Putting it in Practice
For producers who are not already feeding colostrum or transition milk to calves over 24 hours old and are interested in trying this practice, producers should think carefully before jumping in with both feet.
Pasteurization of any raw milk (whole milk, waste milk, colostrum, etc.) is recommended before feeding to mitigate potential risk for disease transfer. However, many farms do not have the equipment to do this. If there are known issues with bovine leukosis or Johne’s in the herd, producers should consider carefully the possibility of increased disease transfer risk. Although it comes at a cost, research from Michigan State University suggests that supplementing milk replacer with colostrum replacer can mimic transition milk and produce similar effects on pre-weaning growth when fed from day 2 through 4. Besides minimizing the risk for disease transfer from feeding raw transition milk, this option would also ensure nutritional consistency and uniformity, and may help overcome any logistical challenges if they exist.

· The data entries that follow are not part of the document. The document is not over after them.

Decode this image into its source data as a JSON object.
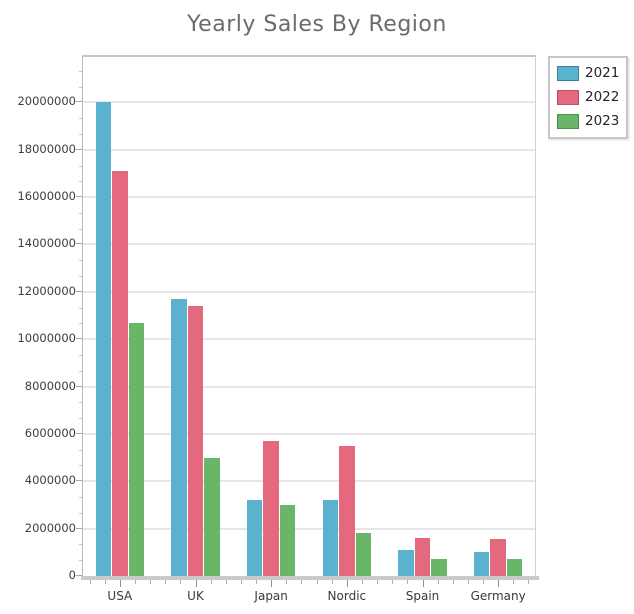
{
  "title": "Yearly Sales By Region",
  "chart_data": {
    "type": "bar",
    "title": "Yearly Sales By Region",
    "xlabel": "",
    "ylabel": "",
    "categories": [
      "USA",
      "UK",
      "Japan",
      "Nordic",
      "Spain",
      "Germany"
    ],
    "series": [
      {
        "name": "2021",
        "color": "#5bb2ce",
        "border_color": "#417f96",
        "values": [
          20000000,
          11700000,
          3200000,
          3200000,
          1100000,
          1000000
        ]
      },
      {
        "name": "2022",
        "color": "#e5697e",
        "border_color": "#bf4f62",
        "values": [
          17100000,
          11400000,
          5700000,
          5500000,
          1600000,
          1550000
        ]
      },
      {
        "name": "2023",
        "color": "#69b669",
        "border_color": "#4c8f53",
        "values": [
          10700000,
          5000000,
          3000000,
          1800000,
          700000,
          700000
        ]
      }
    ],
    "ylim": [
      0,
      22000000
    ],
    "y_tick_step": 2000000,
    "y_tick_labels": [
      "0",
      "2000000",
      "4000000",
      "6000000",
      "8000000",
      "10000000",
      "12000000",
      "14000000",
      "16000000",
      "18000000",
      "20000000"
    ],
    "grid": true,
    "legend_position": "top-right",
    "legend_entries": [
      "2021",
      "2022",
      "2023"
    ]
  }
}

Lastly, although feeding transition milk has the potential to boost calf performance, it is not a substitute for good colostrum management during the first 24 hours of life. Sufficient antibody absorption is absolutely essential for developing the calf’s immune system and ensuring good health. Optimal absorption of antibodies from colostrum occurs between 0 and 6 hours after birth. At 12 hours after birth, calves can only absorb 5-10% of the antibodies in colostrum and by 24 hours, their ability to absorb these antibodies is essentially nonexistent. It is important to ensure that the colostrum management program is in good order before contemplating a new practice.